ABD Ulusal Bilim Vakfı ve Enerji Bakanlığı desteğiyle inşa edilen gözlemevi, bu yıl başlayacak olan 10 yıllık kapsamlı bir çalışmayla, güney yarımkürenin gece gökyüzünü detaylı şekilde gözlemleyecek ve muazzam veri toplayacak.

Yapılacak bu çalışmayla yaklaşık 40 milyar yıldız, galaksi ve diğer gök cisimleri defalarca gözlemlenecek. Bu sayede gökbilimciler, gözlem verilerinin toplamda 60 petabayt gibi devasa bir hacme ulaşacağını ve bunun insanlık tarihindeki herhangi bir yazılı veri kaydından çok daha fazla bilgi anlamına geldiğini belirtiyorlar.
Stanford Üniversitesi SLAC Laboratuvarı’ndan Aaron Roodman, “Gece gökyüzünü çok hızlı ve sık görüntülediğimiz için, her gece milyonlarca değişen cismi fark edeceğiz” diyor. Rubin Gözlemevi, galaksilerden Samanyolu içindeki yıldızlara, güneş sistemindeki nesnelere kadar pek çok şeyi yepyeni bir bakış açısıyla keşfetmek için gerçek bir “keşif makinesi” olarak tanımlanıyor.
Şimdiden 10 saatten fazla süren test gözlemleriyle, gözlemevi Dünya’ya yakın ve tehlike oluşturmayan 7 yeni asteroit de dahil olmak üzere 2104 yeni asteroit keşfetti.
Vera C. Rubin Gözlemevi’nin teknolojik gücü
Adını karanlık madde üzerine yaptığı öncü araştırmalarla duyuran astronom Vera C. Rubin’den alan gözlemevi, Şili’de yüksek bir dağda konumlanıyor. İçinde devasa bir teleskop ve dünyadaki en büyük dijital kamera bulunuyor. Bu araba büyüklüğündeki kamera, teleskopu yönlendiren otomatik bir sistemle kontrol edilerek birkaç gün içinde tüm gökyüzünü tekrar tekrar tarıyor.
Her görüntü o kadar detaylı ki, bu fotoğrafları incelemek için 400 ultra yüksek çözünürlüklü televizyon ekranına ihtiyaç var. Yeni çekilen fotoğraflar, önceden kaydedilenlerle karşılaştırılarak gökyüzündeki hareket eden, değişen ya da patlayan her şey anında tespit ediliyor.

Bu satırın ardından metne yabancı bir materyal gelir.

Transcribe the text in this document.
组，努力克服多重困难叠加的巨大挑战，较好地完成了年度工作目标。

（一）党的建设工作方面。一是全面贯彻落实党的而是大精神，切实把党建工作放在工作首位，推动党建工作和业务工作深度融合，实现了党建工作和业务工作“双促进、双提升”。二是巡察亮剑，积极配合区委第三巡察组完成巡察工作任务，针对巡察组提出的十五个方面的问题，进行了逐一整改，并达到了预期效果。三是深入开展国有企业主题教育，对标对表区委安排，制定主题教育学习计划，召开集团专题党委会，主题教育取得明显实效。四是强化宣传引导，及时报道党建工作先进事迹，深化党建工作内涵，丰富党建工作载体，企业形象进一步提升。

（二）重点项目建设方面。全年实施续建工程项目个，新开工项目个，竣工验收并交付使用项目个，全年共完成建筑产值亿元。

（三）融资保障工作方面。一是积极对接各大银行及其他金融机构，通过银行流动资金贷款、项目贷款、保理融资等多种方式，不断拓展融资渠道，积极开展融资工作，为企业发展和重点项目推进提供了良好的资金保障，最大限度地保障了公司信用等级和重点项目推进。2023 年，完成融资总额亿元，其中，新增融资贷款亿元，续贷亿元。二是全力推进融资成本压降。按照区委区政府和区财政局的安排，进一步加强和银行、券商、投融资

Rubin Gözlemevi müdür yardımcısı Sandrine Thomas, “Gerçekten çok hızlı değişen olayları fark edebilen tek gözlemevi biziz. Bu bizim için büyük bir ayrıcalık. Başka hiçbir teleskop bu kadar geniş alanı bu hızla gözlemleyemiyor” diyor.
Gözlemevinin geniş görüş alanı ve hızlı çekim yapabilme yeteneği sayesinde, adeta gökyüzünün bir film şeridini oluşturmak mümkün. Her gece yaklaşık 10 milyon değişiklik tespit edilmesi bekleniyor. Bu bilgiler ilgili araştırma ekiplerine gönderilerek, en ilginç olayların takip gözlemleri yapılacak.

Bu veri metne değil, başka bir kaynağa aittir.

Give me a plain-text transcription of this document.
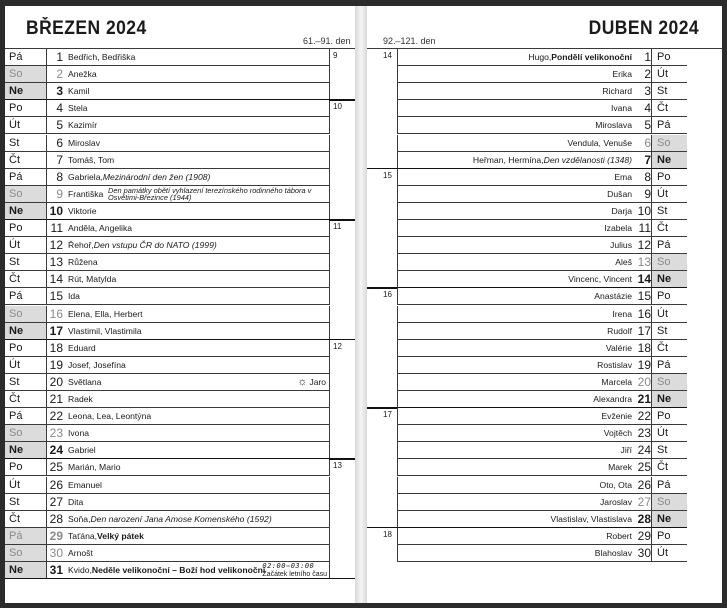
BŘEZEN 2024
61.–91. den
Pá	1 Bedřich, Bedřiška	9
So	2 Anežka
Ne	3 Kamil
Po	4 Stela	10
Út	5 Kazimír
St	6 Miroslav
Čt	7 Tomáš, Tom
Pá	8 Gabriela, Mezinárodní den žen (1908)
So	9 Františka Den památky obětí vyhlazení terezínského rodinného tábora v Osvětimi-Březince (1944)
Ne	10 Viktorie
Po	11 Anděla, Angelika	11
Út	12 Řehoř, Den vstupu ČR do NATO (1999)
St	13 Růžena
Čt	14 Rút, Matylda
Pá	15 Ida
So	16 Elena, Ella, Herbert
Ne	17 Vlastimil, Vlastimila
Po	18 Eduard	12
Út	19 Josef, Josefína
St	20 Světlana	☼ Jaro
Čt	21 Radek
Pá	22 Leona, Lea, Leontýna
So	23 Ivona
Ne	24 Gabriel
Po	25 Marián, Mario	13
Út	26 Emanuel
St	27 Dita
Čt	28 Soňa, Den narození Jana Amose Komenského (1592)
Pá	29 Taťána, Velký pátek
So	30 Arnošt
Ne	31 Kvido, Neděle velikonoční – Boží hod velikonoční
02:00⇨03:00
Začátek letního času
DUBEN 2024
92.–121. den
14	Hugo, Pondělí velikonoční	1 Po
Erika	2 Út
Richard	3 St
Ivana	4 Čt
Miroslava	5 Pá
Vendula, Venuše	6 So
Heřman, Hermína, Den vzdělanosti (1348)	7 Ne
15	Ema	8 Po
Dušan	9 Út
Darja 10 St
Izabela 11 Čt
Julius 12 Pá
Aleš 13 So
Vincenc, Vincent 14 Ne
16	Anastázie 15 Po
Irena 16 Út
Rudolf 17 St
Valérie 18 Čt
Rostislav 19 Pá
Marcela 20 So
Alexandra 21 Ne
17	Evženie 22 Po
Vojtěch 23 Út
Jiří 24 St
Marek 25 Čt
Oto, Ota 26 Pá
Jaroslav 27 So
Vlastislav, Vlastislava 28 Ne
18	Robert 29 Po
Blahoslav 30 Út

Bu sayede, patlayan yıldızlar, asteroitler, güneş sistemimizin ötesinden gelen yıldızlararası cisimler ve belki de Plüton’un ötesinde gizlenen dev gezegenler keşfedilebilecek.
Carnegie Science’dan gökbilimci Scott Sheppard, “Bu teleskop öylesine özel ki, geceleri gökyüzünde bir derece çapında çarpışan her şeyi tespit edecek” diyor. Sheppard, Rubin Gözlemevi’nin astronomide devrim yaratacağını ve gökbilimcilerin artık küçük gökyüzü alanlarını incelemekten çok, adeta bir veri madenciliği sürecine gireceğini ifade ediyor ve ekliyor: “Bu, içeriye akan devasa bir veri seli gibi olacak. İçinde her türlü bilgi olacak ve astronomların bunu eleyerek anlamlandırması gerekecek.”